Un giorno, però, Tane-Mahuta, Dio delle foreste e di tutte le creature che le abitano, ebbe un’idea. Puntò i piedi contro Papa e il capo contro Rangi e cominciò a spingere con tutte le sue forze. Dopo anni, forse secoli, i suoi sforzi riuscirono finalmente a separare i genitori; a nulla erano servite le loro suppliche e i loro lamenti disperati: il Cielo fu spostato lontano verso l’alto, mentre la Terra rimase in basso.
Nello squarcio creatosi tra Papa e Rangi si riversò il sole, come aceto in una ferita fresca. Gli Dei furono finalmente liberi e Te Ao Mārama, la luce del giorno, baciò i loro occhi per la prima volta. Nello spazio che ora divideva Madre Terra e Padre Cielo, i figli liberati cominciarono così la creazione: costruirono il Sole e la Luna, adornarono il cielo di Stelle, generarono gli animali e le piante e plasmarono la prima donna, che Tane-Mahuta prese in sposa.

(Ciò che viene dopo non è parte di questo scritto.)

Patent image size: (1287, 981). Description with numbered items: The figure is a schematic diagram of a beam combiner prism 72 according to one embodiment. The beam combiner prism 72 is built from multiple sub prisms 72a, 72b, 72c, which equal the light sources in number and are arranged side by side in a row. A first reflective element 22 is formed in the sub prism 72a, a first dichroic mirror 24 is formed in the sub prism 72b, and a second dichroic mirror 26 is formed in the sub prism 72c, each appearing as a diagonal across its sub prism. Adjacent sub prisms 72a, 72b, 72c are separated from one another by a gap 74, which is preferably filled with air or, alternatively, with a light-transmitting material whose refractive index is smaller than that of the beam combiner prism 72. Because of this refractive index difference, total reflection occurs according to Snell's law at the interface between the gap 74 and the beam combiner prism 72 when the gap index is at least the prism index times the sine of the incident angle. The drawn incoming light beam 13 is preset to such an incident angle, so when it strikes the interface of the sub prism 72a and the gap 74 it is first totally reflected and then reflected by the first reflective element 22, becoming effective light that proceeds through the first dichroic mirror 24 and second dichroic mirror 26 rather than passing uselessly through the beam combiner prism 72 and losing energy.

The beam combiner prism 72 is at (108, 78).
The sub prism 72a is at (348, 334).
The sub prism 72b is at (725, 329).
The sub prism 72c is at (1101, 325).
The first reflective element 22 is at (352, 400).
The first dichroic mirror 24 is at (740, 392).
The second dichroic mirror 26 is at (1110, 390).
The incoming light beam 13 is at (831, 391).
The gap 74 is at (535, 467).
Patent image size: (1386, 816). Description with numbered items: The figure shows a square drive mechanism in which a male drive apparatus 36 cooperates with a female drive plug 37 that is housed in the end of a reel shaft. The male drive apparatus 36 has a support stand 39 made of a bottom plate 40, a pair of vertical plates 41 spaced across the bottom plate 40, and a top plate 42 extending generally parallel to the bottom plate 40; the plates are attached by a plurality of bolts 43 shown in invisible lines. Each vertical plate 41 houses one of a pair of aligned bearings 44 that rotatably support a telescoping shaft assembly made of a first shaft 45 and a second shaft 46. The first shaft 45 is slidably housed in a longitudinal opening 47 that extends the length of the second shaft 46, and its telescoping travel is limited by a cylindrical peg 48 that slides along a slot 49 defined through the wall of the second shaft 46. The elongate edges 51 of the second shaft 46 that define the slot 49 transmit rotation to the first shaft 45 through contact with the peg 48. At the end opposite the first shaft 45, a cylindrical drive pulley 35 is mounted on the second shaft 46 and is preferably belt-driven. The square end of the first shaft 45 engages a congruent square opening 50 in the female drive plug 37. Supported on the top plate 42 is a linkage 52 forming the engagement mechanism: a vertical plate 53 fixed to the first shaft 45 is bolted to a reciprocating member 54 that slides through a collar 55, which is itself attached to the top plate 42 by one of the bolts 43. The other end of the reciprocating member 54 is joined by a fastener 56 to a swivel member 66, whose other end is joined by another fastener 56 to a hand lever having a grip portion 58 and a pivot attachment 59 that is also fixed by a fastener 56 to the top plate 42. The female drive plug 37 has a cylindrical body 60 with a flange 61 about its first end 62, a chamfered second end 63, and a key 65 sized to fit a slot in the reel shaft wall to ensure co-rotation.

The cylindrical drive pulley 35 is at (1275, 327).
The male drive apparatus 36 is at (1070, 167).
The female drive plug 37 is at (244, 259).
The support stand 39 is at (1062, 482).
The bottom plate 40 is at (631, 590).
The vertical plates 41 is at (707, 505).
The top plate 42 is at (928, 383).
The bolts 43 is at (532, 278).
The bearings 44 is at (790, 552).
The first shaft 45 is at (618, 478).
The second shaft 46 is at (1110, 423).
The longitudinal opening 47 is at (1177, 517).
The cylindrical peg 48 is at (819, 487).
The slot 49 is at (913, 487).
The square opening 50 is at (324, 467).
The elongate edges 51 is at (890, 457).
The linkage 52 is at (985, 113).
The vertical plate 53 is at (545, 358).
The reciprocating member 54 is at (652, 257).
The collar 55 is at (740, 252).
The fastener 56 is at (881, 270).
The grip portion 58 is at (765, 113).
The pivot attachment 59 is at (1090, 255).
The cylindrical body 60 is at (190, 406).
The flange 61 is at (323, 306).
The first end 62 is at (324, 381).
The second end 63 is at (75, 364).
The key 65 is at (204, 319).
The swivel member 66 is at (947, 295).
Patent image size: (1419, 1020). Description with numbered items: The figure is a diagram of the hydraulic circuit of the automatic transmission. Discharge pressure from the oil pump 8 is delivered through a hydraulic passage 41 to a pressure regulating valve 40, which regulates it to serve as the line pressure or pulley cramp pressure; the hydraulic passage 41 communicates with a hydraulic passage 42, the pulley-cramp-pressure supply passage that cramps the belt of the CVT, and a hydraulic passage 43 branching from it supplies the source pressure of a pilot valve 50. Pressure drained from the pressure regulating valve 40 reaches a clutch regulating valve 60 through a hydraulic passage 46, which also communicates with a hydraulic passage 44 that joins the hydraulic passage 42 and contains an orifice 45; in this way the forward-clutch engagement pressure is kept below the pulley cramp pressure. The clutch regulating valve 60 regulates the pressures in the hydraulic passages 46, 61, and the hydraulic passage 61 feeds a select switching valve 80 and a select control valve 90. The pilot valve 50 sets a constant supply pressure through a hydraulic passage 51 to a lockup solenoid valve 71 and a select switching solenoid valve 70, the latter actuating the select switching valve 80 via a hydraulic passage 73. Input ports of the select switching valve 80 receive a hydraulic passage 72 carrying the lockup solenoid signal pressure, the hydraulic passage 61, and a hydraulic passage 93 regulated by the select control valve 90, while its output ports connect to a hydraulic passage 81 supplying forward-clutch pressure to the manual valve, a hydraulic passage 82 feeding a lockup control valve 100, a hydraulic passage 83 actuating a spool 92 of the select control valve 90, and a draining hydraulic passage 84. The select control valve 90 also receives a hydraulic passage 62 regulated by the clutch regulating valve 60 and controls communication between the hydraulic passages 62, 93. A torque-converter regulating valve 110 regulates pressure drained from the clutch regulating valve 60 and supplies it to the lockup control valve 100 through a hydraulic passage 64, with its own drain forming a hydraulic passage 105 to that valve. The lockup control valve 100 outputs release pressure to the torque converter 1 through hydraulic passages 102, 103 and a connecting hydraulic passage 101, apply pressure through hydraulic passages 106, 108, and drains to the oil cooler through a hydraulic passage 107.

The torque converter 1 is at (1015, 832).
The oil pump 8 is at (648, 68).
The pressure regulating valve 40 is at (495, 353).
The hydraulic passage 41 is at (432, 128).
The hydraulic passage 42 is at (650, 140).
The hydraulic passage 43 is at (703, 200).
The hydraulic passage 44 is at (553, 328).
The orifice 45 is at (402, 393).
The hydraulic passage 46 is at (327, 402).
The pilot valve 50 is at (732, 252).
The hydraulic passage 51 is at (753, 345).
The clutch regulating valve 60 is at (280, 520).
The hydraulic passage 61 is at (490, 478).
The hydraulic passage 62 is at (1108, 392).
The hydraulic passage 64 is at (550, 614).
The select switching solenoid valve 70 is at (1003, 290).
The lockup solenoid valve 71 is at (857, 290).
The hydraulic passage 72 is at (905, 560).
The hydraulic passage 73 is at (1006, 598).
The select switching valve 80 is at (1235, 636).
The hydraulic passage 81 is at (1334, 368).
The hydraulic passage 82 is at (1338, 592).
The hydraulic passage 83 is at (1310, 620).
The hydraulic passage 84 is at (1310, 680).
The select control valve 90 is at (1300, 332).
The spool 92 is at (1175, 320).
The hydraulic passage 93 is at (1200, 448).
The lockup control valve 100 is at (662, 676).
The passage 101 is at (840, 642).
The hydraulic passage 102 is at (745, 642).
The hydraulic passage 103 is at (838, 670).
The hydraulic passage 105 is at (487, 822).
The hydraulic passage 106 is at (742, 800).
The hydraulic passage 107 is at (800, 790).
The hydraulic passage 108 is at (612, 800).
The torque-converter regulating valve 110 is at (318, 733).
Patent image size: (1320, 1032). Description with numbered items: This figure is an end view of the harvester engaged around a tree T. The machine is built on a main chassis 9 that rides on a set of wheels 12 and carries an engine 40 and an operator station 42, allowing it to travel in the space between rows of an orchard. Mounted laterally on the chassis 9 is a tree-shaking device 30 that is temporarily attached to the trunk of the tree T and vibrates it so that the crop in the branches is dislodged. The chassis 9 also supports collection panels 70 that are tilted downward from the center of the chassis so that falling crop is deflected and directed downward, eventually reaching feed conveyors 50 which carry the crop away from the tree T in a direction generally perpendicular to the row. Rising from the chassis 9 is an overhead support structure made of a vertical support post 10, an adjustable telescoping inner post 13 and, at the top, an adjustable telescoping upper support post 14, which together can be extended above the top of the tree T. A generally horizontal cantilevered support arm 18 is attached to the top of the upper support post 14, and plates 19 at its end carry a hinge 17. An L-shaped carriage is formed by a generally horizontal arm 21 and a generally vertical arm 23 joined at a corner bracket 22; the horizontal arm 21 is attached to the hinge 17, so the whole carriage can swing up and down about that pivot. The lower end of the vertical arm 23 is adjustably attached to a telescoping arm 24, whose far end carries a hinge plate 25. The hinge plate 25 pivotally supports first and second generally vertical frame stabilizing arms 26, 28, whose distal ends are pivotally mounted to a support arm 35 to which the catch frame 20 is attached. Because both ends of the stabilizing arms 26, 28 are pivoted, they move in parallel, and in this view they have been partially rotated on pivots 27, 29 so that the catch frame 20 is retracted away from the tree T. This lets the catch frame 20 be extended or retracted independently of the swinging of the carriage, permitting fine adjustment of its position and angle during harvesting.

La vita fioriva rigogliosa in quel nuovo mondo, ma il Cielo e la Terra erano inconsolabili; Rangi pianse così a lungo che le sue lacrime formarono i fiumi e gli oceani, mentre dal lamento di Papa si levarono rugiada e nebbia. Proprio dall’esibizione quel di dolore la vita traeva, e ancora oggi trae, la sua forza.
Questo mito è parte della cosmogonia Māori, ma è in realtà piuttosto diffuso in varie isole del Pacifico, dove ha assunto colorazioni e sfumature diverse. Dopo una lunga trasmissione orale, la prima testimonianza scritta del mito risale agli anni 50 dell’800 quando Sir Grey, allora governatore della Nuova Zelanda, pubblicò una raccolta di miti e leggende del popolo Maori, nel tentativo di comprendere meglio la cultura dei nativi neozelandesi, al tempo in ribellione contro il governo inglese.
Concludo riproponendovi una frase in cui spero possiate intravedere una timida morale a questa storia. Si tratta di un estratto del libro Il mondo prima del mondo – Miti delle origini di Alexios Tjoyas e Benoît Reiss, in particolare del capitolo Un dolore verde intenso, in cui troviamo una rivisitazione del mito.
“Se una mattina alzandovi presto, appena passata la notte, uscite di casa e andate a incontrare il mondo, solo per guardarlo, senza giudicare in base al vostro umore, e vi accontentate di osservarlo […] vi accorgerete che quel mondo trova la sua origine nel dolore e che nel dolore trova anche la sua forza”.